With gorgeous images depicting a planetary impact, Melancholia imagines the end of the world as the title planet veers off its scientifically predicted fly-by course and collides with Earth. Danish director Lars Von Trier said he wanted no suspense regarding the film's ending, and so he begins with this visually arresting event in Melancholia's overture.

With a nod to narrative symmetry, he returns to it in the final scene. In between, emotional hell breaks loose as the narrative presents an accessible, intense focus on two sisters and their dysfunctional family. Justine embodies that enervating, melancholic mood. Her wedding reception at her sister Claire's luxurious, ostentatious estate takes the first half of the film with the focus shifting to the wayward planet's approach for the second half.

As the reception progresses, Justine becomes increasingly distraught and depressed as her divorced parents (John Hurt and Charlotte Rampling) carp at each other, Justine's brother-in-law (Kiefer Sutherland) tries to throw her mother out of the house, and Justine's employer wants her to come up with advertising slogans. Individuals' actions strip away the veneer of good behavior. Claire's (Charlotte Gainsbourg) half of the film follows her barely subdued panic over the dire predictions and her attention to her son.
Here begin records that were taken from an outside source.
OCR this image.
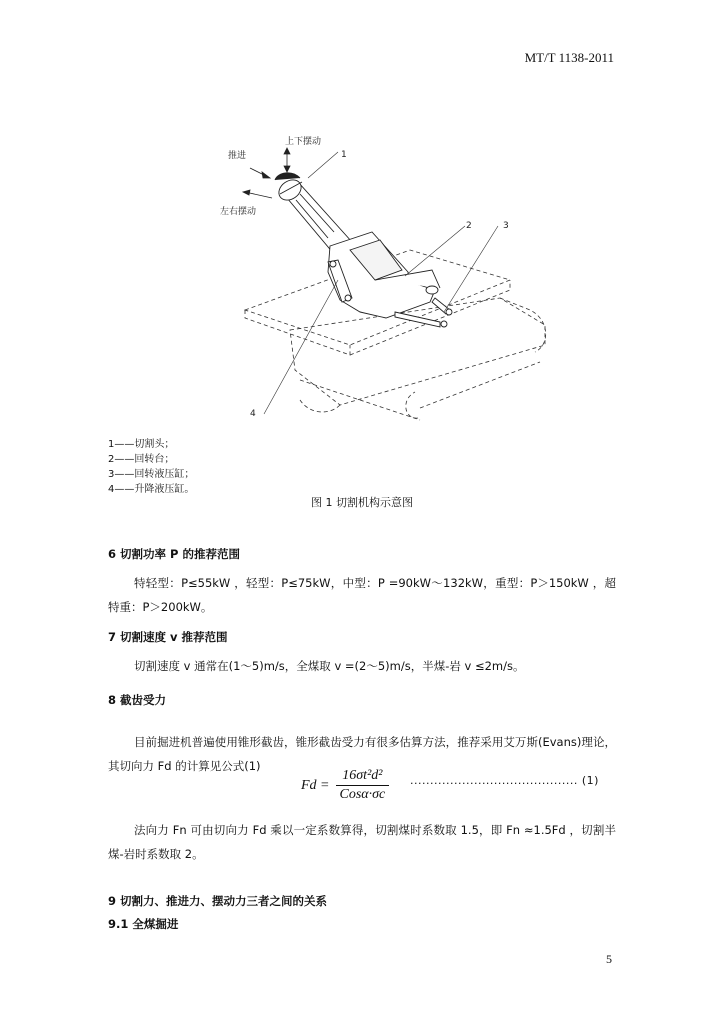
MT/T 1138-2011
上下摆动
推进
左右摆动
1
2	3
4
1——切割头；
2——回转台；
3——回转液压缸；
4——升降液压缸。
图 1 切割机构示意图
6 切割功率 P 的推荐范围
特轻型：P≤55kW ，轻型：P≤75kW，中型：P =90kW～132kW，重型：P＞150kW ，超特重：P＞200kW。
7 切割速度 v 推荐范围
切割速度 v 通常在(1～5)m/s，全煤取 v =(2～5)m/s，半煤-岩 v ≤2m/s。
8 截齿受力
目前掘进机普遍使用锥形截齿，锥形截齿受力有很多估算方法，推荐采用艾万斯(Evans)理论，其切向力 Fd 的计算见公式(1)
Fd =	16σt²d²
Cosα·σc
.......................................... (1)
法向力 Fn 可由切向力 Fd 乘以一定系数算得，切割煤时系数取 1.5，即 Fn ≈1.5Fd ，切割半煤-岩时系数取 2。
9 切割力、推进力、摆动力三者之间的关系
9.1 全煤掘进
5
In essence, Justine's story explores pomp and ceremony, the wedding rituals that really don't provide the stability or the help a melancholic person hopes for. Characteristic von Trier technical touches define the style: close-ups shifting in and out of focus, reframing within shots as the camera alters its placement, and probing of characters' antisocial behavior. There are also haunting, nightmarish images in slow motion and some breathtaking compositions.

For Justine's part, von Trier said he sought a romantic, soft focus look reminiscent of the influence of "classical painting of different kinds, Pre-Raphaelites." Cinematically, he credits Tarkovsky, Antonioni, even Bergman, as he dives headlong into German romanticism. The music reinforces this with the overture of Tristan and Isolde interpreting the prelude. For Claire, the camera observes more, intrudes less. At 2¼ hours Melancholia demands patience that is rewarded with a powerful immersion in, as von Trier has said, "A film not so much about the end of the world as about a state of mind." At Landmark Theatres.